Major Sandy Troeber, a Defense Department spokeswoman, said the rules were ”brought about by congressional support for military recruiting efforts.” The Selective Service already requires men in the United States to register for the draft within 30 days of their 18th birthday.

But a fact sheet provided by the Pentagon said that the cost of recruiting had doubled in the past decade and that ”access to students can significantly reduce the costs of recruiting.”

The Pentagon had been trying for years to insert the recruitment provisions into education legislation to counter what they saw as a lack of cooperation from some high schools, according to lobbyists and congressional aides. But this year the education bill was so loaded with other contentious issues, such as school vouchers, funding matters, and testing standards, that lawmakers who might have fought the new recruitment rules had their energies focused on other provisions.

”It wasn’t on anybody’s radar. It was buried so deep in the legislation,” said Kathleen Lyons, spokeswoman for the National Education Association.
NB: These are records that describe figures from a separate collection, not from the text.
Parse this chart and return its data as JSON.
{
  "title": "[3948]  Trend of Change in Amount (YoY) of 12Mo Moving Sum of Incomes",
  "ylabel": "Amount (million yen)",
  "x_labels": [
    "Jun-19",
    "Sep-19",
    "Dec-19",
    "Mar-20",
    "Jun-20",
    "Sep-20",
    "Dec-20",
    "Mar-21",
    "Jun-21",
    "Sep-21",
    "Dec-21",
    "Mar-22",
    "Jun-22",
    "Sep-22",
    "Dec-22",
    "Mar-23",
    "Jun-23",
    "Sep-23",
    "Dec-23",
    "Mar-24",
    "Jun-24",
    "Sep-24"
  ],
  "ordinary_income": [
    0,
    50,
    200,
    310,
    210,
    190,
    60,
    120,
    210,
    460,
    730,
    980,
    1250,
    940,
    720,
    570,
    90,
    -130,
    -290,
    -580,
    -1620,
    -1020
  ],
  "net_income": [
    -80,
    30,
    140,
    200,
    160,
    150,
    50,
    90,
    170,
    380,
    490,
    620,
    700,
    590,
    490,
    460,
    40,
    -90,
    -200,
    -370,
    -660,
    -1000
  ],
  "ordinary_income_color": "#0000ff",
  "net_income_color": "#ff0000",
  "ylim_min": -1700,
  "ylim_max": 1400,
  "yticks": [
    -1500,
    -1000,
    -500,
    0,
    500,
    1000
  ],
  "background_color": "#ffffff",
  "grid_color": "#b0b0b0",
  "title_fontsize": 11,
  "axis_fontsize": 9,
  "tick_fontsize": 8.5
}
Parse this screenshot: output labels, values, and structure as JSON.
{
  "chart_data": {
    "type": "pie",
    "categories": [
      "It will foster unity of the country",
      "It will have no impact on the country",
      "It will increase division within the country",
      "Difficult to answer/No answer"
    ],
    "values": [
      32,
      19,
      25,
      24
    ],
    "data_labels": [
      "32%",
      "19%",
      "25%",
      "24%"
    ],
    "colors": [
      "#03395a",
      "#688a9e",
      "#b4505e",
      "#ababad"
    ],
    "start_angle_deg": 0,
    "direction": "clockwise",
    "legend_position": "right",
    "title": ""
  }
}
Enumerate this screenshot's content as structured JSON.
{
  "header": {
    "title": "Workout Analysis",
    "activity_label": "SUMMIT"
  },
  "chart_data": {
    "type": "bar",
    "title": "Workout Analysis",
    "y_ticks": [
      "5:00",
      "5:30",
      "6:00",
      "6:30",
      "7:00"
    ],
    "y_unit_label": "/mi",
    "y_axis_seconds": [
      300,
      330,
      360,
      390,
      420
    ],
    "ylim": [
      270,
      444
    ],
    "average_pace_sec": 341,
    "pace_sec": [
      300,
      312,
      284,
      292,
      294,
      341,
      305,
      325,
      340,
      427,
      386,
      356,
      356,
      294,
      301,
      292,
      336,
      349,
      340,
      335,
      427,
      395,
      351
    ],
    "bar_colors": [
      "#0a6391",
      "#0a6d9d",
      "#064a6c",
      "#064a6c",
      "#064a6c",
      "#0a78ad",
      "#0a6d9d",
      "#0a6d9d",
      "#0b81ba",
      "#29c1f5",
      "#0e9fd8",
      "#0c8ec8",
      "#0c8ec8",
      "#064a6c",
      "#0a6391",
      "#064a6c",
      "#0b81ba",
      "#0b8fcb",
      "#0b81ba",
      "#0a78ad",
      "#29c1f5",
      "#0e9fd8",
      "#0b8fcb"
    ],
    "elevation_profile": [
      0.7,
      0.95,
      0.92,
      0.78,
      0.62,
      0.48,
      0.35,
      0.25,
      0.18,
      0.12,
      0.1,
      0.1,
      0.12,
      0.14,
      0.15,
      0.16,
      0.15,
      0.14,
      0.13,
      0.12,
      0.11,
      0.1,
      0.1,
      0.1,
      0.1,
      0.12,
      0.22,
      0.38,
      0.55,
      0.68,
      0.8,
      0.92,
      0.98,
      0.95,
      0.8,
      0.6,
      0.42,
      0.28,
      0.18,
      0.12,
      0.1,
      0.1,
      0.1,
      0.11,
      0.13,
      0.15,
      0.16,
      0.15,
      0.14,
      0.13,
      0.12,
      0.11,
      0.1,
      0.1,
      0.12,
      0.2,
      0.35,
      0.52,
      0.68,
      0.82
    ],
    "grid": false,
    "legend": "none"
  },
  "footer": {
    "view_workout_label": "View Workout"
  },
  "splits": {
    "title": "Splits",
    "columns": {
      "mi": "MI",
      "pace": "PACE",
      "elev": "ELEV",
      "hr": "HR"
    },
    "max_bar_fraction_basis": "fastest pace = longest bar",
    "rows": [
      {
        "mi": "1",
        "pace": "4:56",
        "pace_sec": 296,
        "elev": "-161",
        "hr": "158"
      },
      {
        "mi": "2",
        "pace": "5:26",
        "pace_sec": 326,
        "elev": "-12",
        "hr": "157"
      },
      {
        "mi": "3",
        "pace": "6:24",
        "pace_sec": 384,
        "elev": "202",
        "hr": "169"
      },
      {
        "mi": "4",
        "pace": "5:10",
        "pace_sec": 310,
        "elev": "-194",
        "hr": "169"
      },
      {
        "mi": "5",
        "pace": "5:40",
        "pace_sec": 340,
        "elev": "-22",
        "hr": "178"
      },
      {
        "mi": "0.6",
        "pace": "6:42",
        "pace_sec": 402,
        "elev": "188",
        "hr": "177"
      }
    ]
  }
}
The group has only recently begun studying the issue and hasn’t yet taken a position on it, she said.

Senator Edward M. Kennedy, a Democrat of Massachusetts and a major negotiator on the Leave No Child Behind Act, had fought successfully for several years to keep the military recruitment rules out of education bills, but couldn’t win the battle this year, especially since bigger education issues were dominating the debate, Hunter said. Senator Tim Hutchinson, Republican of Arkansas, engineered the inclusion of the new language, said a Kennedy staffer.

”All this provision does is provide military recruiters with the same access to directory information that colleges currently enjoy,” Kennedy said in a statement.

Civil libertarians are concerned about the rule nonetheless.

”We opposed it primarily on privacy grounds, that students or parents should be able to control access to directory information, such as names, addresses, ages,” said Christopher Anders, legislative counsel for the American Civil Liberties Union. ”That information shouldn’t be sent out to military recruiters unless parents want it sent out.”

Under federal privacy laws, schools generally must have written permission from parents or students to release any information about a student’s education record, according to the Education Department. Exceptions include handing records over to a transfer school, to law enforcement in some cases, and to officials who need the information in cases of health or safety emergencies.

Schools may release what is called ”directory information,” such as names, addresses, phone numbers, and date and place of birth, but they must also give parents the option of refusing disclosure of their child’s information. Schools can decide on their own whether to provide the directory information to outside individuals or organizations.

The difference under the new rule is that schools will not have the discretion to refuse to provide such information to the military; they must provide the information to recruiters and allow them on campus at the Pentagon’s request.

Groups such as the American Friends Service Committee and the Central Committee for Conscientious Objectors, an antimilitary draft organization, have been fielding complaints about the new rules, but are not sure whether they can successfully challenge them, especially in the environment created by the Sept. 11, 2001, terror attacks. Analysts are looking at whether the rules violate existing privacy law, said Oscar Castro, an AFSC official.

Jill Wynns, president of the San Francisco Board of Education, said the board’s attorneys are looking at the law to see whether the Bay Area school system can keep any part of its current written policy, which prohibits military recruiters from coming on campus and bars the release of any student information to military recruiters ”or anyone who asks for it.”

”We are very upfront about being biased in favor of higher education. We’re telling our kids, `go to college, go to college,”’ said Wynns, adding that schools do not allow businesses to recruit on campuses, either. The military has not yet asked for students’ contact information, but recruiters have demanded and recently been given access to San Francisco high schools for the first time in 12 years, she said.